Respon umat Islam ketika Orde Baru bangkit mengikuti tiga corak. Pertama, corak apologi, kemudian diikuti dengan usaha penyesuaian diri dan adaptasi terhadap modernisasi. Kedua, juga melakukan apologi terhadap ajaran-ajaran Islam, tapi menolak modernisasi yang dinilai sebagai westernisasi dan sekularisasi. Ketiga, corak tanggapan yang kreatif dengan menempuh jalan dialogis yang mengutamakan pendekatan intelektual dalam menanggapi modernisasi, (Rahardjo, 1993).
Islamisme Masa Orde Baru
Dalam perjalanannya, masa-masa perjalanan awal Orde Baru mengalami beberapa hal ketidakharmonisan antara pemerintah dengan Islam. Beberapa hal itu antara lain: (1.) Islam percaya sistem demokrasi, (2.) Mayoritas Islam, (3.) Adanya individu-individu Islam garis keras, (4.) hubungan militer dengan kelompok Islam, (5.) Pemerintah yang otoriter, (Abdurahman et.al, 1993).
Kemudian mulai muncul gerakan pembaharuan Islam. Searah dengan perubahan pola kehidupan politik, perkembangan pemikiran Islam condong bersifat rasional dan fungsional.
Hal ini bisa dilihat dalam topik umum pembaharuan pemikiran Islam diseputar reaktualisasi, kontekstualisasi dan pembumian ajaran Islam. Tendensi perubahan di atas memberikan sketsa proses integrasi-birokrasi-santri di masa Orde Baru. Suatu proses yang meruntuhkan mitos politik santri sebagai oposan dan pembangkang (Kuntowijoyo, 1991).

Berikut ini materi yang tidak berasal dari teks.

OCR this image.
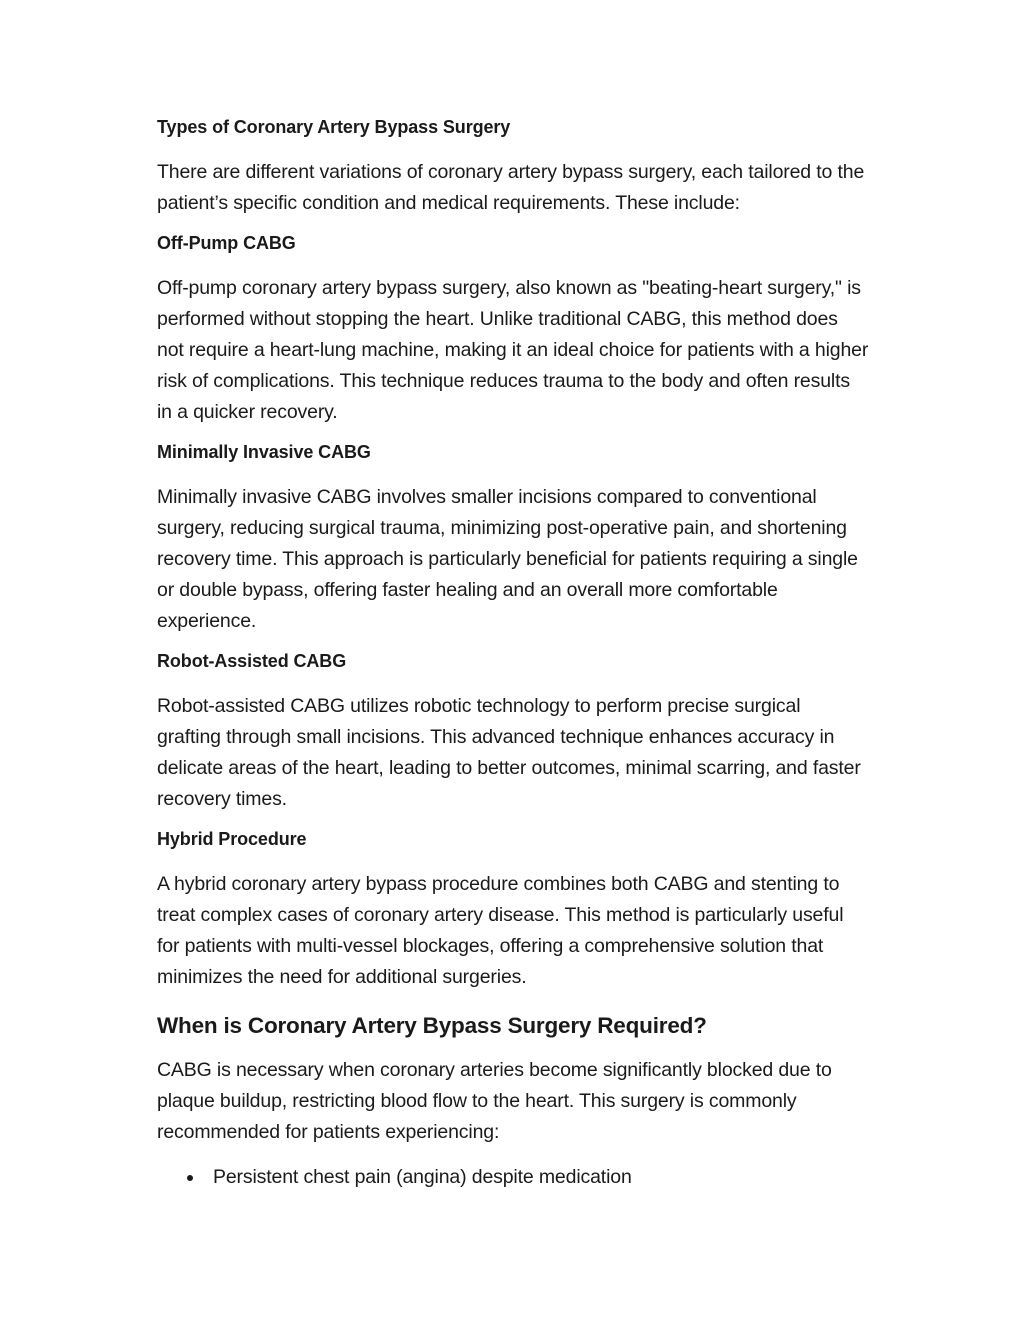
Types of Coronary Artery Bypass Surgery

There are different variations of coronary artery bypass surgery, each tailored to the patient’s specific condition and medical requirements. These include:

Off-Pump CABG

Off-pump coronary artery bypass surgery, also known as "beating-heart surgery," is performed without stopping the heart. Unlike traditional CABG, this method does not require a heart-lung machine, making it an ideal choice for patients with a higher risk of complications. This technique reduces trauma to the body and often results in a quicker recovery.

Minimally Invasive CABG

Minimally invasive CABG involves smaller incisions compared to conventional surgery, reducing surgical trauma, minimizing post-operative pain, and shortening recovery time. This approach is particularly beneficial for patients requiring a single or double bypass, offering faster healing and an overall more comfortable experience.

Robot-Assisted CABG

Robot-assisted CABG utilizes robotic technology to perform precise surgical grafting through small incisions. This advanced technique enhances accuracy in delicate areas of the heart, leading to better outcomes, minimal scarring, and faster recovery times.

Hybrid Procedure

A hybrid coronary artery bypass procedure combines both CABG and stenting to treat complex cases of coronary artery disease. This method is particularly useful for patients with multi-vessel blockages, offering a comprehensive solution that minimizes the need for additional surgeries.

When is Coronary Artery Bypass Surgery Required?

CABG is necessary when coronary arteries become significantly blocked due to plaque buildup, restricting blood flow to the heart. This surgery is commonly recommended for patients experiencing:

Persistent chest pain (angina) despite medication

Dengan hilangnya mitos tersebut, perilaku politik Islam condong rasional dengan runtuhnya ideologi politik yang mendasarkan Islam bersamaan dengan tergesernya konsep negara Islam.
Lebih lanjutnya lagi, umat Islam baik dari kelompok tradisionalis dan kelompok modernis masih tetap berkeinginan untuk melestarikan pemikiran-pemikiran formalisme pendidikan. Di samping karena kemauan kalangan elit Muslim yang merindukan kejayaan politik Islam pada masa Orde Lama, juga karena masih tetap berkembangnya pola dasar perspektif miring antara sesuatu yang dianggap sebagai masukan Islam dan masukan non Islam (Barat) ketika mereka sama-sama menghadapi tantangan modernisasi.
Dalam pencarian posisi menurut konstelasi baru dan masih dalam lingkungan teoritis dan intelektual, belum memberikan jawaban tegas dan pasti tentang persepsi keislaman terhadap modernisasi.